= List of storms named Toyang =

The name Toyang has been used to name nine tropical cyclones in the Philippine Area of Responsibility by the PAGASA and its predecessor, the Philippine Weather Bureau, in the Western Pacific Ocean.

- Tropical Storm June (1964) (T6413, 13W, Toyang) – affected the Philippines and Hainan.
- Typhoon Ora (1968) (T6831, 31W, Toyang) – a category 4 equivalent typhoon that made landfall in the Philippines as a category 1 equivalent typhoon.
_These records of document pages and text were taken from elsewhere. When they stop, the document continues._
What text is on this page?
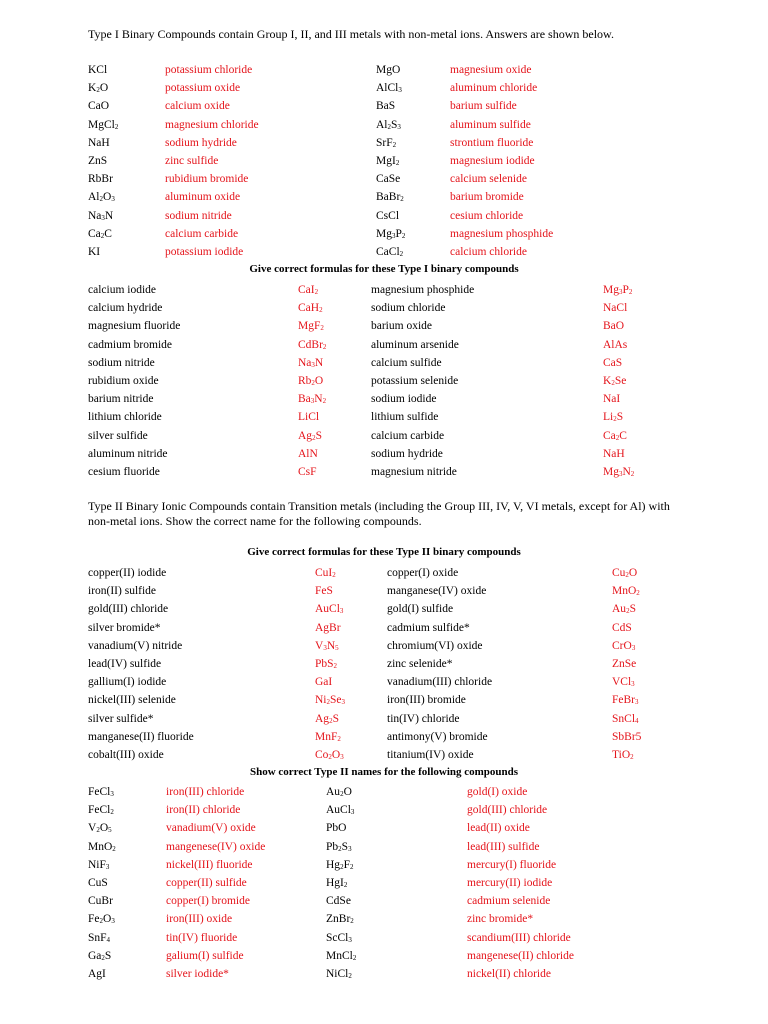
Type I Binary Compounds contain Group I, II, and III metals with non-metal ions. Answers are shown below.
KCl	potassium chloride	MgO	magnesium oxide
$K_2O$	potassium oxide	AlCl$_3$	aluminum chloride
CaO	calcium oxide	BaS	barium sulfide
MgCl$_2$	magnesium chloride	$Al_2S_3$	aluminum sulfide
NaH	sodium hydride	SrF$_2$	strontium fluoride
ZnS	zinc sulfide	MgI$_2$	magnesium iodide
RbBr	rubidium bromide	CaSe	calcium selenide
$Al_2O_3$	aluminum oxide	BaBr$_2$	barium bromide
$Na_3N$	sodium nitride	CsCl	cesium chloride
$Ca_2C$	calcium carbide	$Mg_3P_2$	magnesium phosphide
KI	potassium iodide	CaCl$_2$	calcium chloride
Give correct formulas for these Type I binary compounds
calcium iodide	CaI$_2$	magnesium phosphide	$Mg_3P_2$
calcium hydride	CaH$_2$	sodium chloride	NaCl
magnesium fluoride	MgF$_2$	barium oxide	BaO
cadmium bromide	CdBr$_2$	aluminum arsenide	AlAs
sodium nitride	$Na_3N$	calcium sulfide	CaS
rubidium oxide	$Rb_2O$	potassium selenide	$K_2Se$
barium nitride	$Ba_3N_2$	sodium iodide	NaI
lithium chloride	LiCl	lithium sulfide	$Li_2S$
silver sulfide	$Ag_2S$	calcium carbide	$Ca_2C$
aluminum nitride	AlN	sodium hydride	NaH
cesium fluoride	CsF	magnesium nitride	$Mg_3N_2$
Type II Binary Ionic Compounds contain Transition metals (including the Group III, IV, V, VI metals, except for Al) with non-metal ions. Show the correct name for the following compounds.
Give correct formulas for these Type II binary compounds
copper(II) iodide	CuI$_2$	copper(I) oxide	$Cu_2O$
iron(II) sulfide	FeS	manganese(IV) oxide	MnO$_2$
gold(III) chloride	AuCl$_3$	gold(I) sulfide	$Au_2S$
silver bromide*	AgBr	cadmium sulfide*	CdS
vanadium(V) nitride	$V_3N_5$	chromium(VI) oxide	CrO$_3$
lead(IV) sulfide	PbS$_2$	zinc selenide*	ZnSe
gallium(I) iodide	GaI	vanadium(III) chloride	VCl$_3$
nickel(III) selenide	$Ni_2Se_3$	iron(III) bromide	FeBr$_3$
silver sulfide*	$Ag_2S$	tin(IV) chloride	SnCl$_4$
manganese(II) fluoride	MnF$_2$	antimony(V) bromide	SbBr5
cobalt(III) oxide	$Co_2O_3$	titanium(IV) oxide	TiO$_2$
Show correct Type II names for the following compounds
FeCl$_3$	iron(III) chloride	$Au_2O$	gold(I) oxide
FeCl$_2$	iron(II) chloride	AuCl$_3$	gold(III) chloride
$V_2O_5$	vanadium(V) oxide	PbO	lead(II) oxide
MnO$_2$	mangenese(IV) oxide	$Pb_2S_3$	lead(III) sulfide
NiF$_3$	nickel(III) fluoride	$Hg_2F_2$	mercury(I) fluoride
CuS	copper(II) sulfide	HgI$_2$	mercury(II) iodide
CuBr	copper(I) bromide	CdSe	cadmium selenide
$Fe_2O_3$	iron(III) oxide	ZnBr$_2$	zinc bromide*
SnF$_4$	tin(IV) fluoride	ScCl$_3$	scandium(III) chloride
$Ga_2S$	galium(I) sulfide	MnCl$_2$	mangenese(II) chloride
AgI	silver iodide*	NiCl$_2$	nickel(II) chloride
- Typhoon Pamela (1972) (T7226, 33W, Toyang) – struck Hong Kong as a category 3 equivalent typhoon, killing one person.
- Typhoon Iris (1976) (T7620, 24W, Toyang) – meandered over the South China Sea and struck South China.
- Typhoon Orchid (1980) (T8013, 19W, Toyang) – sank the MV Derbyshire.
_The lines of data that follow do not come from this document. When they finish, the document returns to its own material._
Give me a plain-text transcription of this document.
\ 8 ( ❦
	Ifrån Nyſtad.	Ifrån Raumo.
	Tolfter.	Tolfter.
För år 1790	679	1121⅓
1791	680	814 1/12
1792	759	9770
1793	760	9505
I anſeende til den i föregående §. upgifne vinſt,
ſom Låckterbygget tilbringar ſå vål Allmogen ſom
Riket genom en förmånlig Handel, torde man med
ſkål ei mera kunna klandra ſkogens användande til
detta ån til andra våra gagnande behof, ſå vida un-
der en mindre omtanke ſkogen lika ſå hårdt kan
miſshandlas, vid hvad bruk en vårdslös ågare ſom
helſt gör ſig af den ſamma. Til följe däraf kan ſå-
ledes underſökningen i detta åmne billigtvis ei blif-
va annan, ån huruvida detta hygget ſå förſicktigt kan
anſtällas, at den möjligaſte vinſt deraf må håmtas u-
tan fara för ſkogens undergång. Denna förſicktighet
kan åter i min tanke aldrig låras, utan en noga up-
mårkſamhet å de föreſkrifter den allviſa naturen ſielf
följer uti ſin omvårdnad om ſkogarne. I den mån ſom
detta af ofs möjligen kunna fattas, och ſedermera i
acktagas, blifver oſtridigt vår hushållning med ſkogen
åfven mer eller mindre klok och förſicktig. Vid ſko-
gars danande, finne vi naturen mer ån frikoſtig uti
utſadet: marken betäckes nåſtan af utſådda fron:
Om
- Typhoon Vanessa (1984) (T8422 26W, Toyang) – one of the most intense typhoons on record.
- Tropical Storm Pat (1988) (T8826, 48W, Toyang) – also affected the Philippines and Hainan.
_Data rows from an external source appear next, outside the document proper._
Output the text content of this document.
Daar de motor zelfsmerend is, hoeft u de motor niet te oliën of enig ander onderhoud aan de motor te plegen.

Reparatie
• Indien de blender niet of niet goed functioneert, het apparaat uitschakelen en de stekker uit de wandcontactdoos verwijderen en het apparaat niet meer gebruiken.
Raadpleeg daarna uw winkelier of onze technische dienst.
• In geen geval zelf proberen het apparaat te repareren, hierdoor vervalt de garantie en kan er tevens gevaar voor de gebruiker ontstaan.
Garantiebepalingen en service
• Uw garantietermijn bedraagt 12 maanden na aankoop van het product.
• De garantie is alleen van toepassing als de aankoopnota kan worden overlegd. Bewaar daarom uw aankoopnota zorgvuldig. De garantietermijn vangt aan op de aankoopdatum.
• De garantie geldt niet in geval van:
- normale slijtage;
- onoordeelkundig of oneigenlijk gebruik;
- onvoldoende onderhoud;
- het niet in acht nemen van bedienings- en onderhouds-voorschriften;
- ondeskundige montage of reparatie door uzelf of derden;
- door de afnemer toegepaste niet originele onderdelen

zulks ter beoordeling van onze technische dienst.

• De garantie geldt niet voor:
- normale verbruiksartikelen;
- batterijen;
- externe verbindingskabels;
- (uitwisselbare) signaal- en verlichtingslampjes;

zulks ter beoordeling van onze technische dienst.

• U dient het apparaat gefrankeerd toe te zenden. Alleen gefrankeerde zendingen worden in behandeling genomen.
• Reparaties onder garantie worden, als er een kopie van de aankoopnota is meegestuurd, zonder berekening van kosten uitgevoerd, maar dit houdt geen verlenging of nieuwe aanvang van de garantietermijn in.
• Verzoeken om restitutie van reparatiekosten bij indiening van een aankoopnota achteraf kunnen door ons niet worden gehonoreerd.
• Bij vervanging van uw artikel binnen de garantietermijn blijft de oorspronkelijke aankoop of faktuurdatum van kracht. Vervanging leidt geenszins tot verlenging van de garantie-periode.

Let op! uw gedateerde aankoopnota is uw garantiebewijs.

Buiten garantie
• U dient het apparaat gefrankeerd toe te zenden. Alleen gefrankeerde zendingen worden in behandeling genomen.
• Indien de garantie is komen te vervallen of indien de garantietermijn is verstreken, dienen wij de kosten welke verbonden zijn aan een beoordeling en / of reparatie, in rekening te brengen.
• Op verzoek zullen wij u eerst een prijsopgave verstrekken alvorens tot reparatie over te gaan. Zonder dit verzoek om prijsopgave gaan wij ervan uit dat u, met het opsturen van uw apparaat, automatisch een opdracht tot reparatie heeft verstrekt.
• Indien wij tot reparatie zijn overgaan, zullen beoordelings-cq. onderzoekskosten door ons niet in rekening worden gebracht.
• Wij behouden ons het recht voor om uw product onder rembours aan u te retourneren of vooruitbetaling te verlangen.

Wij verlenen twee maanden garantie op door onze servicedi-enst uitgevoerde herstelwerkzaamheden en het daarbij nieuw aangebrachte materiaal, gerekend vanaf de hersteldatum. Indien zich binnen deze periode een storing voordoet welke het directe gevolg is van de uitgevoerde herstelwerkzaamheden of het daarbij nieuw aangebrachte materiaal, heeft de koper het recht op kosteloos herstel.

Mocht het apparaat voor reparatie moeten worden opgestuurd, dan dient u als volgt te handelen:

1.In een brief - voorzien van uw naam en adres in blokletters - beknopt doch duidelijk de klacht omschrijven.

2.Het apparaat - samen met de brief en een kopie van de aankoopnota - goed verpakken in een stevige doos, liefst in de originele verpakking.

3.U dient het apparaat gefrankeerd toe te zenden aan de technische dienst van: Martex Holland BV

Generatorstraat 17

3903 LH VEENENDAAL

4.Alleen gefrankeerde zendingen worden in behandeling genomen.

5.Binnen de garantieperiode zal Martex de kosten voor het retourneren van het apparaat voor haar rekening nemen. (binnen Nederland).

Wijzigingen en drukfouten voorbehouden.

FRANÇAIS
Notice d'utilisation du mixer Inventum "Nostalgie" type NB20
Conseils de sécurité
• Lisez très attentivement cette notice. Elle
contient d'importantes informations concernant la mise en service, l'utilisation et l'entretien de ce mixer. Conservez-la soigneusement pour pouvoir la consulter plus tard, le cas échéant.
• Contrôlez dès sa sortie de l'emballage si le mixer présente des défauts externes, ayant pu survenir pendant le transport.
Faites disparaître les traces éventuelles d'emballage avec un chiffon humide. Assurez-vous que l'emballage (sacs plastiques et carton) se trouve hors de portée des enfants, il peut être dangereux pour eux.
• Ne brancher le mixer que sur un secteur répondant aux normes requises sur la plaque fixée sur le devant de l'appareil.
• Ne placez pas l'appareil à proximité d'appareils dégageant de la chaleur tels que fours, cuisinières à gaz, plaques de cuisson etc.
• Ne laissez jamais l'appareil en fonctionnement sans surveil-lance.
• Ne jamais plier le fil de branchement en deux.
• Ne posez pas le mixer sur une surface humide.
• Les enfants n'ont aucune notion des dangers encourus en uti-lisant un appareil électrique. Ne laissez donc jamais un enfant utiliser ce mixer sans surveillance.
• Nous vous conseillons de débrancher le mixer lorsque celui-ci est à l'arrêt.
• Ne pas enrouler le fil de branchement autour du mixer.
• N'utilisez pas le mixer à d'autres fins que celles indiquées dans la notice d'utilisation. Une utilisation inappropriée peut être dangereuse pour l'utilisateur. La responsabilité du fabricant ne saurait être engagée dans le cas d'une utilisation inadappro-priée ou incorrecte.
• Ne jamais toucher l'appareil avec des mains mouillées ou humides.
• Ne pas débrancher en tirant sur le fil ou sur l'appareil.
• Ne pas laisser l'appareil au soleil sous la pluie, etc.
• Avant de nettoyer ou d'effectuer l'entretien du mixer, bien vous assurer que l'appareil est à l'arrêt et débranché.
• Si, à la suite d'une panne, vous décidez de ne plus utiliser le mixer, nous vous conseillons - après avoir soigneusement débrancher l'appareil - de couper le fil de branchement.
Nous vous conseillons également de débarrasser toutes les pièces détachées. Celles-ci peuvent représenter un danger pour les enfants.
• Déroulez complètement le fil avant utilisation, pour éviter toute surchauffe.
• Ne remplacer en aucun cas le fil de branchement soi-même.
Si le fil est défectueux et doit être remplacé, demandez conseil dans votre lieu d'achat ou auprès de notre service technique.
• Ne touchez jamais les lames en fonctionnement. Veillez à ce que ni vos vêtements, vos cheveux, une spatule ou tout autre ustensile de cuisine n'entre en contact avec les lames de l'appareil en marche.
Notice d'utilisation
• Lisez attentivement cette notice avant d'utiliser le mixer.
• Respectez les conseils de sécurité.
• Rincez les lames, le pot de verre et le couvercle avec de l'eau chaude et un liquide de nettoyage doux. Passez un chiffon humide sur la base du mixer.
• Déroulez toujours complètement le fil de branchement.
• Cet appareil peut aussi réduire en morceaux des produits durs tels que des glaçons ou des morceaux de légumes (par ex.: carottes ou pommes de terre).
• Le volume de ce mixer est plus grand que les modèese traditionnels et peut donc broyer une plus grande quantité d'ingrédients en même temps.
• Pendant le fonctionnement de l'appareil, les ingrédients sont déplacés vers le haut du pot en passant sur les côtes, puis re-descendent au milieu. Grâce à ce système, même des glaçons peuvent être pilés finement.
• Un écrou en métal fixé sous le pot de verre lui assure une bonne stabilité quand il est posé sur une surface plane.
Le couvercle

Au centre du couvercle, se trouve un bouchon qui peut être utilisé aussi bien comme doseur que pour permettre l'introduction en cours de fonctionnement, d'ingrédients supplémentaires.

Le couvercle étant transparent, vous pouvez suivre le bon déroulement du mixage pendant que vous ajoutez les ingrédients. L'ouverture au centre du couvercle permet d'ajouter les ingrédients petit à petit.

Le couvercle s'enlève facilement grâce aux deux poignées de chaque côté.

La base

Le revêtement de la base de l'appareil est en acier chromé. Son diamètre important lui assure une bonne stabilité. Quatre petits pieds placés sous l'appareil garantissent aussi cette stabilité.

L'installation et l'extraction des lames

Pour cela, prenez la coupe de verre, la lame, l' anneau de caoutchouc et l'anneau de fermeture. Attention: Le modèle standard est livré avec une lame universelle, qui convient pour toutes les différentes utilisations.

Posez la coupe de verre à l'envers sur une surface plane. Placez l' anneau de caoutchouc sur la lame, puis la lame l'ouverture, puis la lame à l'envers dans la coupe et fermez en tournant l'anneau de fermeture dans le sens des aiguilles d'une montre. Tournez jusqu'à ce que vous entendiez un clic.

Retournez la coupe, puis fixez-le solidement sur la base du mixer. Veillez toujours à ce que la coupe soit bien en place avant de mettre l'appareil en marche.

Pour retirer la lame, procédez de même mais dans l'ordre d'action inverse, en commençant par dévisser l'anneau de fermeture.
- Tropical Storm Ernie (1996) (T9627, 37W, Toyang) – traversed the Philippines.
- Tropical Storm Rumbia (2000) (T0021, 48W, Toyang) – brought deadly flooding to the central and southern Philippines.

After the 2000 Pacific typhoon season, the PAGASA revised their naming lists, and the name Toyang was excluded.